From: Albert ARIBAUD
Subject: Re: [PATCH 1/1] Y2038: add function __difftime64
Date: Thu, 5 Jul 2018 22:38:01 +0200

Hi Paul,

On Thu, 5 Jul 2018 12:40:07 -0700, Paul Eggert <address@hidden>
wrote :

> Albert ARIBAUD wrote:
> > I would like to know
> > if the following assumptions are correct:
> > 
> > - gnulib contains a year2038 module which is only intended to check
> >    whether time_t is limited to Y2038 or not.  
> Although true for now, in the long run year2038 could be changed to enable 
> macros that will cause the implementation to use 64- instead of 32-bit 
> time_t. 
> This is a plausible thing to do once glibc has such a macro.

Now I'm confused. I was under the impression that you wanted the
64-bit-time stuff to go in gnulib before it went in glibc, so I don't
get what the "once glibc has such a macro" means. Can you elaborate on
what you had in mind?

> > - gnulib does not provide difftime either, so ATM a difftime patch
> >    would only make sense in glibc, not gnulib.  
> Although Gnulib hasn't needed a difftime module yet, it might need one once 
> this 
> 32- vs 64-bit time_t stuff lands into glibc, so let's keep difftime.c usable 
> for 
> Gnulib.


> > - gnulib ... makes no assumption that it will be compiled into a shared 
> > object
> >    form which will provide the same functionalities for both 64-bit and
> >    32-bit callers.  
> Although that's generally true, Gnulib can be used in such shared objects by 
> compiling it twice (once for each model), using different names for each 
> entry 
> point. I vaguely recall some people doing this sort of thing for 32- vs 
> 64-bit 
> file offsets, though I don't recommend the practice myself.

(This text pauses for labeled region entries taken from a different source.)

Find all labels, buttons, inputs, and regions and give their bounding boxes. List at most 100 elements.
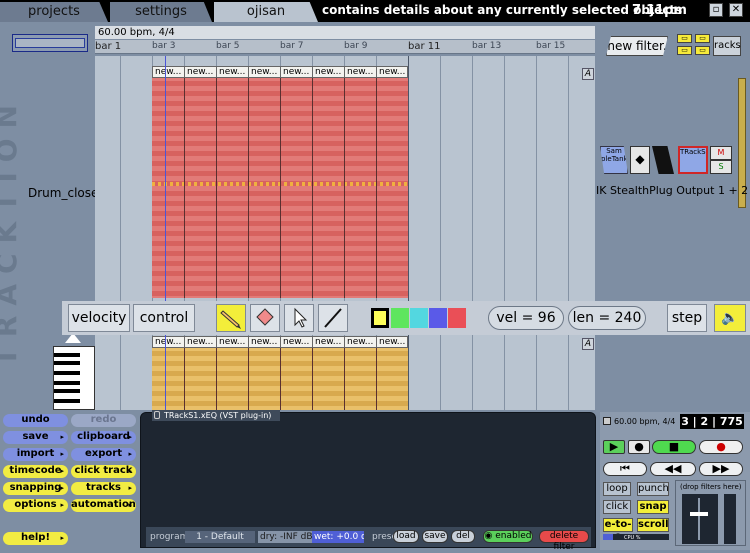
lock-icon[interactable] (603, 417, 611, 425)
color-swatch[interactable] (448, 308, 466, 328)
automation-menu-button[interactable]: automation ▸ (71, 499, 136, 512)
volume-fader[interactable] (682, 494, 718, 544)
tempo-info[interactable]: 60.00 bpm, 4/4 (95, 26, 595, 39)
clip-header[interactable]: new... (216, 66, 249, 78)
clip-header[interactable]: new... (184, 336, 217, 348)
record-button[interactable]: ● (699, 440, 743, 454)
delete-filter-button[interactable]: delete filter (539, 530, 589, 552)
step-button[interactable]: step (667, 304, 707, 332)
clip-header[interactable]: new... (312, 66, 345, 78)
save-preset-button[interactable]: save (422, 530, 448, 543)
fast-forward-button[interactable]: ▶▶ (699, 462, 743, 476)
clip-header[interactable]: new... (152, 66, 185, 78)
fader-handle[interactable] (690, 512, 708, 516)
rewind-button[interactable]: ◀◀ (650, 462, 696, 476)
clip-header[interactable]: new... (248, 66, 281, 78)
rack-view-button[interactable]: ▭ (695, 34, 710, 43)
save-button[interactable]: save ▸ (3, 431, 68, 444)
control-tab[interactable]: control (133, 304, 195, 332)
timecode-button[interactable]: timecode ▸ (3, 465, 68, 478)
enabled-toggle[interactable]: ◉ enabled (483, 530, 533, 543)
clipboard-button[interactable]: clipboard ▸ (71, 431, 136, 444)
color-swatch[interactable] (429, 308, 447, 328)
wet-level[interactable]: wet: +0.0 d (312, 531, 364, 543)
options-button[interactable]: options ▸ (3, 499, 68, 512)
punch-button[interactable]: punch (637, 482, 669, 496)
clip-header[interactable]: new... (184, 66, 217, 78)
automation-button[interactable]: A (582, 68, 594, 80)
rack-view-button[interactable]: ▭ (677, 34, 692, 43)
position-display[interactable]: 3 | 2 | 775 (680, 414, 744, 429)
piano-keyboard[interactable] (53, 346, 95, 410)
color-swatch[interactable] (410, 308, 428, 328)
clip-header[interactable]: new... (344, 66, 377, 78)
speaker-icon[interactable]: 🔈 (714, 304, 746, 332)
lock-icon[interactable] (154, 411, 160, 419)
import-button[interactable]: import ▸ (3, 448, 68, 461)
plugin-volume-icon[interactable] (652, 146, 674, 174)
clip-header[interactable]: new... (280, 66, 313, 78)
color-swatch[interactable] (371, 308, 389, 328)
clip-header[interactable]: new... (216, 336, 249, 348)
track-area[interactable]: new... new... new... new... new... new..… (95, 56, 595, 410)
snapping-button[interactable]: snapping ▸ (3, 482, 68, 495)
clip-header[interactable]: new... (280, 336, 313, 348)
export-button[interactable]: export ▸ (71, 448, 136, 461)
minimize-icon[interactable]: ▫ (709, 3, 723, 17)
auto-arm-button[interactable]: ▶ (603, 440, 625, 454)
enabled-dot-icon: ◉ (484, 531, 496, 541)
redo-button[interactable]: redo (71, 414, 136, 427)
clip-header[interactable]: new... (376, 336, 408, 348)
automation-button[interactable]: A (582, 338, 594, 350)
velocity-readout[interactable]: vel = 96 (488, 306, 564, 330)
plugin-selected[interactable]: TRackS1.xEQ (678, 146, 708, 174)
click-track-button[interactable]: click track ▸ (71, 465, 136, 478)
tracks-button[interactable]: tracks ▸ (71, 482, 136, 495)
plugin-panel-title[interactable]: TRackS1.xEQ (VST plug-in) (152, 410, 280, 421)
track-name[interactable]: Drum_close_rim (28, 186, 124, 201)
tab-settings[interactable]: settings (110, 2, 212, 22)
clip-header[interactable]: new... (312, 336, 345, 348)
clip-header[interactable]: new... (152, 336, 185, 348)
click-button[interactable]: click (603, 500, 631, 514)
output-label[interactable]: IK StealthPlug Output 1 + 2 (596, 184, 748, 197)
playhead[interactable] (165, 56, 166, 410)
rewind-to-start-button[interactable]: ⏮ (603, 462, 647, 476)
play-button[interactable]: ■ (652, 440, 696, 454)
pointer-tool-icon[interactable] (284, 304, 314, 332)
snap-button[interactable]: snap (637, 500, 669, 514)
rack-view-button[interactable]: ▭ (677, 46, 692, 55)
clip-header[interactable]: new... (376, 66, 408, 78)
dry-level[interactable]: dry: -INF dB (258, 531, 315, 543)
plugin-sampler[interactable]: Sam pleTank2.x (600, 146, 628, 174)
program-selector[interactable]: 1 - Default (185, 531, 255, 543)
length-readout[interactable]: len = 240 (568, 306, 646, 330)
load-preset-button[interactable]: load (393, 530, 419, 543)
clip-header[interactable]: new... (248, 336, 281, 348)
e-to-e-button[interactable]: e-to-e (603, 518, 633, 542)
eraser-tool-icon[interactable] (250, 304, 280, 332)
record-arm-button[interactable]: ● (628, 440, 650, 454)
mute-button[interactable]: M (710, 146, 732, 160)
rack-view-button[interactable]: ▭ (695, 46, 710, 55)
solo-button[interactable]: S (710, 160, 732, 174)
delete-preset-button[interactable]: del (451, 530, 475, 543)
clip-divider (216, 348, 217, 410)
clip-header[interactable]: new... (344, 336, 377, 348)
pencil-tool-icon[interactable] (216, 304, 246, 332)
scroll-button[interactable]: scroll (637, 518, 669, 532)
undo-button[interactable]: undo (3, 414, 68, 427)
close-icon[interactable]: ✕ (729, 3, 743, 17)
overview-thumb[interactable] (15, 38, 85, 48)
tab-ojisan[interactable]: ojisan (214, 2, 318, 22)
line-tool-icon[interactable] (318, 304, 348, 332)
loop-button[interactable]: loop (603, 482, 631, 496)
tab-projects[interactable]: projects (0, 2, 108, 22)
help-button[interactable]: help! ▸ (3, 532, 68, 545)
racks-button[interactable]: racks (713, 36, 741, 56)
plugin-arrow-icon[interactable]: ◆ (630, 146, 650, 174)
new-filter-button[interactable]: new filter. (606, 36, 668, 56)
velocity-tab[interactable]: velocity (68, 304, 130, 332)
color-swatch[interactable] (391, 308, 409, 328)
timeline-ruler[interactable]: bar 1 bar 3 bar 5 bar 7 bar 9 bar 11 bar… (95, 40, 595, 54)
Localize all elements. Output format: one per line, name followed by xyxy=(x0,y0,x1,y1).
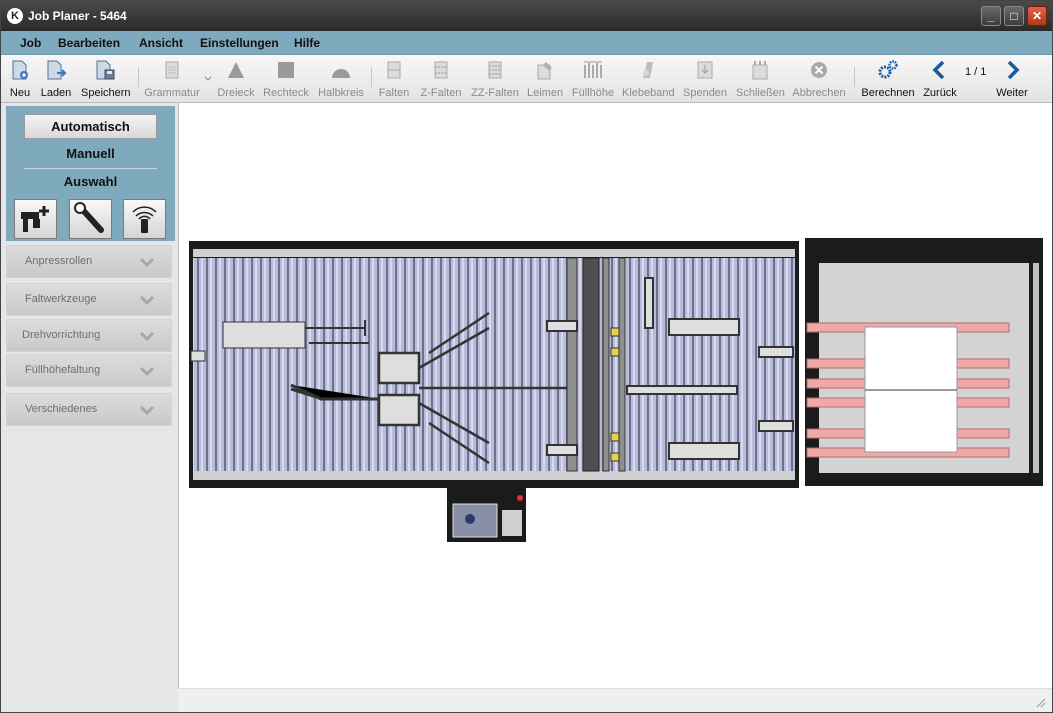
chevron-down-icon xyxy=(139,405,155,416)
chevron-right-icon xyxy=(1007,60,1020,80)
toolbar-separator xyxy=(138,67,139,87)
maximize-button[interactable]: □ xyxy=(1004,6,1024,26)
mode-panel: Automatisch Manuell Auswahl xyxy=(6,106,175,241)
accordion-anpressrollen[interactable]: Anpressrollen xyxy=(6,245,172,278)
close-box-icon xyxy=(752,61,768,80)
app-logo-icon: K xyxy=(7,8,23,24)
close-box-button[interactable]: Schließen xyxy=(736,59,785,99)
title-bar[interactable]: K Job Planer - 5464 _ □ ✕ xyxy=(1,1,1052,31)
chevron-down-icon xyxy=(204,76,212,81)
accordion-verschiedenes[interactable]: Verschiedenes xyxy=(6,393,172,426)
new-button[interactable]: Neu xyxy=(7,59,33,99)
semicircle-icon xyxy=(332,69,350,78)
glue-button[interactable]: Leimen xyxy=(527,59,563,99)
machine-add-button[interactable] xyxy=(14,199,57,239)
zz-fold-icon xyxy=(488,61,502,79)
window-title: Job Planer - 5464 xyxy=(28,9,127,23)
triangle-button[interactable]: Dreieck xyxy=(217,59,255,99)
mode-selection-button[interactable]: Auswahl xyxy=(24,170,157,195)
fold-button[interactable]: Falten xyxy=(377,59,411,99)
rectangle-button[interactable]: Rechteck xyxy=(263,59,309,99)
output-module[interactable] xyxy=(805,238,1043,486)
menu-einstellungen[interactable]: Einstellungen xyxy=(200,36,279,50)
machine-canvas[interactable] xyxy=(178,103,1052,712)
main-conveyor[interactable] xyxy=(189,241,799,488)
fill-height-button[interactable]: Füllhöhe xyxy=(571,59,615,99)
minimize-button[interactable]: _ xyxy=(981,6,1001,26)
toolbar-separator xyxy=(371,67,372,87)
z-fold-button[interactable]: Z-Falten xyxy=(419,59,463,99)
resize-grip-icon[interactable] xyxy=(1034,696,1046,708)
rectangle-icon xyxy=(278,62,294,78)
tape-button[interactable]: Klebeband xyxy=(622,59,675,99)
status-bar xyxy=(178,688,1052,712)
accordion-faltwerkzeuge[interactable]: Faltwerkzeuge xyxy=(6,283,172,316)
menu-job[interactable]: Job xyxy=(20,36,41,50)
next-button[interactable]: Weiter xyxy=(995,59,1029,99)
wrench-button[interactable] xyxy=(69,199,112,239)
calculate-button[interactable]: Berechnen xyxy=(861,59,915,99)
gears-icon xyxy=(878,60,898,79)
close-button[interactable]: ✕ xyxy=(1027,6,1047,26)
chevron-left-icon xyxy=(932,60,945,80)
wireless-icon xyxy=(132,206,157,233)
save-icon xyxy=(96,60,115,80)
app-window: K Job Planer - 5464 _ □ ✕ Job Bearbeiten… xyxy=(0,0,1053,713)
triangle-icon xyxy=(228,62,244,78)
dispense-icon xyxy=(697,61,713,79)
cancel-icon xyxy=(811,62,827,78)
menu-bar: Job Bearbeiten Ansicht Einstellungen Hil… xyxy=(1,31,1052,55)
chevron-down-icon xyxy=(139,366,155,377)
mode-automatic-button[interactable]: Automatisch xyxy=(24,114,157,139)
grammage-icon xyxy=(165,61,179,79)
menu-bearbeiten[interactable]: Bearbeiten xyxy=(58,36,120,50)
z-fold-icon xyxy=(434,61,448,79)
accordion-fuellhoehefaltung[interactable]: Füllhöhefaltung xyxy=(6,354,172,387)
chevron-down-icon xyxy=(139,257,155,268)
load-button[interactable]: Laden xyxy=(39,59,73,99)
chevron-down-icon xyxy=(139,295,155,306)
page-indicator: 1 / 1 xyxy=(965,66,987,78)
chevron-down-icon xyxy=(139,331,155,342)
cancel-button[interactable]: Abbrechen xyxy=(792,59,846,99)
fill-height-icon xyxy=(584,61,602,78)
back-button[interactable]: Zurück xyxy=(921,59,959,99)
grammage-button[interactable]: Grammatur xyxy=(144,59,200,99)
menu-ansicht[interactable]: Ansicht xyxy=(139,36,183,50)
grammage-dropdown-button[interactable] xyxy=(203,71,213,85)
accordion-drehvorrichtung[interactable]: Drehvorrichtung xyxy=(6,319,172,352)
toolbar-separator xyxy=(854,67,855,87)
divider xyxy=(24,168,157,169)
sidebar: Automatisch Manuell Auswahl Anpressrolle… xyxy=(1,103,178,712)
semicircle-button[interactable]: Halbkreis xyxy=(318,59,364,99)
machine-layout-drawing xyxy=(189,238,1043,542)
new-document-icon xyxy=(12,60,28,80)
machine-add-icon xyxy=(21,206,49,232)
load-icon xyxy=(47,60,67,80)
fold-icon xyxy=(387,61,401,79)
mode-manual-button[interactable]: Manuell xyxy=(24,142,157,167)
control-panel[interactable] xyxy=(447,488,526,542)
wireless-button[interactable] xyxy=(123,199,166,239)
zz-fold-button[interactable]: ZZ-Falten xyxy=(470,59,520,99)
glue-icon xyxy=(537,62,552,80)
wrench-icon xyxy=(74,202,104,233)
menu-hilfe[interactable]: Hilfe xyxy=(294,36,320,50)
save-button[interactable]: Speichern xyxy=(81,59,131,99)
toolbar: Neu Laden Speichern Grammatur Dreieck Re… xyxy=(1,55,1052,103)
dispense-button[interactable]: Spenden xyxy=(683,59,727,99)
tape-icon xyxy=(643,62,653,78)
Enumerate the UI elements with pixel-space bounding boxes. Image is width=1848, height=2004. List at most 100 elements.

OK, so taking mktime as an example since gnulib provides it, and
assuming a platform where time_t is not currently Y2038-proof, if I
wanted to have a Y2038-proof mktime implementation in addition to
the existing non-Y2038-proof one, I could compile mktime.c twice, once
with the native non-Y2038-proof time_t and one with a redefined
Y2038-proof time_t and with mktime #defined to another name to avoid
having the mktime symbol defined twice.

(but I don't see yet how this is going to help making glibc Y2038-proof.
As far as I understand, glibc does not use gnulib and I don't think its
build system ever compiles a single C source file into two object files
for two different word sizes anyway).